Digitiliti claims DigiLibe handles data deduplication and compression, continuous data protection (CDP), content indexing, encryption, and automated tiering plus compliance features such as content indexing, policy management, content search, and end-user recovery of files. The ambitious product combines an on-premise appliance and off-site archive.
Digitiliti vice president Ken Peters said DigiLibe's purpose is to "protect, control, store, secure, and archive" data.
DigiLibe consists of three components: client agents that install on PCs or servers, an Information Director appliance that serves as the primary file server and the Archive Information Storage that sits at Digitiliti's data center.

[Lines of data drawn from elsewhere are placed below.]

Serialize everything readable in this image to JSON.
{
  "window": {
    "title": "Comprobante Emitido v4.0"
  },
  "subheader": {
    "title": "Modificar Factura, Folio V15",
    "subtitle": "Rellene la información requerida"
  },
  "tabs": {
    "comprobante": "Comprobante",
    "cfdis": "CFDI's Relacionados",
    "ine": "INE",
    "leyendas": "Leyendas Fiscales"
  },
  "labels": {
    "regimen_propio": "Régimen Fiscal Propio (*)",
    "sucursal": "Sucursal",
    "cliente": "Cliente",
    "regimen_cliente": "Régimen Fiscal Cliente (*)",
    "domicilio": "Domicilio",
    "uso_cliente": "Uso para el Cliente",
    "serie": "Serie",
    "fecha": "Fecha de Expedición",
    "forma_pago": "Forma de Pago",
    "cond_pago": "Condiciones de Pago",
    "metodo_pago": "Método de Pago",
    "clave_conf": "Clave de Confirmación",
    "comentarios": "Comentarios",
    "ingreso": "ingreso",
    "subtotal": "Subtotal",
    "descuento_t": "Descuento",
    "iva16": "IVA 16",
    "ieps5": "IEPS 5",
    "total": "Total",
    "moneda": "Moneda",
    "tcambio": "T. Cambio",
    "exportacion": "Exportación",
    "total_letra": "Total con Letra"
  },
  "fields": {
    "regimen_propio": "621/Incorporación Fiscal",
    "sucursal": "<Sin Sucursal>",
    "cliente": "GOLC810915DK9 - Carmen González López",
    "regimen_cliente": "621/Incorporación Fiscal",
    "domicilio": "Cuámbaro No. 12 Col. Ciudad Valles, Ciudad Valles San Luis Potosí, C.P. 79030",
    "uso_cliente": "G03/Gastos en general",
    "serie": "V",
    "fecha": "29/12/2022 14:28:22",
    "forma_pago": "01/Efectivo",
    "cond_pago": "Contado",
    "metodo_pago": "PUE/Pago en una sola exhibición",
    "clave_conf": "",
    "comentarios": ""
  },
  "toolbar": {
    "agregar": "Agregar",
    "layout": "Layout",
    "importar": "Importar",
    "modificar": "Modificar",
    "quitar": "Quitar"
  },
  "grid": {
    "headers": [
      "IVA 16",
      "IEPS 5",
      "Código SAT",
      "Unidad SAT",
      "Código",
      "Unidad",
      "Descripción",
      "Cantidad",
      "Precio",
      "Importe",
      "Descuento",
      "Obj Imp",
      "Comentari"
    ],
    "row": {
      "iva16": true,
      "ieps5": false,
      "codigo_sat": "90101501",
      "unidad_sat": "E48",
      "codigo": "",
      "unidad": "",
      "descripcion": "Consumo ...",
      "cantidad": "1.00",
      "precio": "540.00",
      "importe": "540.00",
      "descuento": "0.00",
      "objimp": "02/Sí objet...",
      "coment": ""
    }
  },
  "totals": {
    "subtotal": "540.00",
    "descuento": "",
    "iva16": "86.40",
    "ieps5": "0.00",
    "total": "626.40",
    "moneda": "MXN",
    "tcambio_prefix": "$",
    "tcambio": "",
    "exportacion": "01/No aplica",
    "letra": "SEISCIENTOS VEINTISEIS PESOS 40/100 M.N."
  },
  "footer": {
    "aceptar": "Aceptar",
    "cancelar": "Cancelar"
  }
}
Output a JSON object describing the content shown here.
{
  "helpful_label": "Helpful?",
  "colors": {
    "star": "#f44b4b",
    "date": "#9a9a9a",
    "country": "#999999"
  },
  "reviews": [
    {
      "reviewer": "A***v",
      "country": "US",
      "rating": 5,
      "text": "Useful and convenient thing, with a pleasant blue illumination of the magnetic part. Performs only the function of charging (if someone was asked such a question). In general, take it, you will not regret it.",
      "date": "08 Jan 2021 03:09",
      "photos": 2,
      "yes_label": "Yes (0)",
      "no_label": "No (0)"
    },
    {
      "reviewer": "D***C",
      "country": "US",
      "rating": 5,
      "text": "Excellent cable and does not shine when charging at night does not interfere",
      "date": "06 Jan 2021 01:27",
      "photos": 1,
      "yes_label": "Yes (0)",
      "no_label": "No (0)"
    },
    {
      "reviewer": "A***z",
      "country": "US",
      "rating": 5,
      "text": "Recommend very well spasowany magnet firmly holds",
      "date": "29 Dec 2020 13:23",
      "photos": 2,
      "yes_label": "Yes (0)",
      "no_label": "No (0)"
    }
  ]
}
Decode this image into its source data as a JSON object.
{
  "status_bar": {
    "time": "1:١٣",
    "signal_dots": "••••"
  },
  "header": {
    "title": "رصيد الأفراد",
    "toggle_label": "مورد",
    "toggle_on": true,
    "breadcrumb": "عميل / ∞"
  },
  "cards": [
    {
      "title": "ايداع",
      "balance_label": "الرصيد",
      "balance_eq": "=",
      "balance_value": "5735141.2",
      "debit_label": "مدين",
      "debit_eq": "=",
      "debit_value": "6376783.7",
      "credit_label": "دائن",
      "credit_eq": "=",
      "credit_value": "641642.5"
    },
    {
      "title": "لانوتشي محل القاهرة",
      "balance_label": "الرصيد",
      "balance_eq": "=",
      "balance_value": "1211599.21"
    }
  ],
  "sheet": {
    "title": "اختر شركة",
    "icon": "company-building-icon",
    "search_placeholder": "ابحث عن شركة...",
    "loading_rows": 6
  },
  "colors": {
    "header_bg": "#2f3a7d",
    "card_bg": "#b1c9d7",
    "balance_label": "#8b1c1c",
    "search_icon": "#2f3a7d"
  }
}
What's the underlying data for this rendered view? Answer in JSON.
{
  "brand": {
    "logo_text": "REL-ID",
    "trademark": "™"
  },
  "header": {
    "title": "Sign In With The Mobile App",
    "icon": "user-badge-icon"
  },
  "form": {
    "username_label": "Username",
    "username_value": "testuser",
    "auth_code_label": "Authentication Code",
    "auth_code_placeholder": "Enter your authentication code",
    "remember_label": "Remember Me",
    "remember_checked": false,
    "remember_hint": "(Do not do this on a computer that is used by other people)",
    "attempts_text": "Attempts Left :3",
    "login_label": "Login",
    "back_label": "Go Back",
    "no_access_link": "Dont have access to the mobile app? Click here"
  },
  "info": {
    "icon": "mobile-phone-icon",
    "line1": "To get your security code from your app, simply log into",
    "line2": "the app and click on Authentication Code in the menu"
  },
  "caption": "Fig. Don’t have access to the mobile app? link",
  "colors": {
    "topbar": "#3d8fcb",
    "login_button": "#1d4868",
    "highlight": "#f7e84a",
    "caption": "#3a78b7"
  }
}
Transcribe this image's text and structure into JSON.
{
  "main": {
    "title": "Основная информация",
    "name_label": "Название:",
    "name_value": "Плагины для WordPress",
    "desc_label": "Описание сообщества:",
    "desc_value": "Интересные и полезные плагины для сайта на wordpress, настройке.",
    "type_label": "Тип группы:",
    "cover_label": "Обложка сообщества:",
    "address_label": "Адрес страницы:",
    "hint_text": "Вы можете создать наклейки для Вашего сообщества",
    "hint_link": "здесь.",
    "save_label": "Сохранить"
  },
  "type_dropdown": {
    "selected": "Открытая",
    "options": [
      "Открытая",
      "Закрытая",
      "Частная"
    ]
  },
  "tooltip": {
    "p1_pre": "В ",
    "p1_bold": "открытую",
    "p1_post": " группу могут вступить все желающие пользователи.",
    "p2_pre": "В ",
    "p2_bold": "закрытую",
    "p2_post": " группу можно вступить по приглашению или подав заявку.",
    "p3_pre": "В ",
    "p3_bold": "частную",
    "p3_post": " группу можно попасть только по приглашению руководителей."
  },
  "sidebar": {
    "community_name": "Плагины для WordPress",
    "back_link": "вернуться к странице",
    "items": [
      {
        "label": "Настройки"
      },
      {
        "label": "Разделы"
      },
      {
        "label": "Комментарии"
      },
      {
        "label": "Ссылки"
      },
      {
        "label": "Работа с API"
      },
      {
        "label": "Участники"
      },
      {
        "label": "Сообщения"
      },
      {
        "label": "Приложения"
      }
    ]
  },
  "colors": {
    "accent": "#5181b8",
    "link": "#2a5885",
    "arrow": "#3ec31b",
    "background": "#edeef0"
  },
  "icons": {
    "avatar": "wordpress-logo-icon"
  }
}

Files are saved to the Information Director. After data is compressed and encrypted, it's sent off to the archive. Peters says DigiLibe captures metadata when files are created, and does full content indexing when data is processed. Active data stays at the customer site, and other data gets moved offsite. For compliance, administrators set retention and deletion policies on a global, group, or file level.
The Information Director comes in 3 TB and 12 TB configurations, while the off-site data store can scale as high as customers want. Peters says DigiLibe will eventually scale into an enterprise product, but is currently aimed at SMBs and SMEs.
DigiLibe is priced at $100 per client side client, plus $20,000 for a 3 TB Information Director and $3 per gigabyte archived (after deduplication and compression).
As an unproven product looking to do so many things, it's hard to say how well DigiLibe works or scales until Digitiliti comes up with reference customers to vouch for it. Analyst Arun Taneja of the Taneja Group said Digitiliti may be able to ride a cloud wave, but faces a tough transition from a VAR to a supplier that develops its own technology.
"Their timing is good – everybody is looking at cloud services," he said. "Archiving is a hot space, and the SMB/SME market is wide open. A new company can get in the game. But reselling somebody's product is different than creating a product and selling that product to the market. It's not an easy transition. The jury will be out on that for awhile, whether this company has made that transition."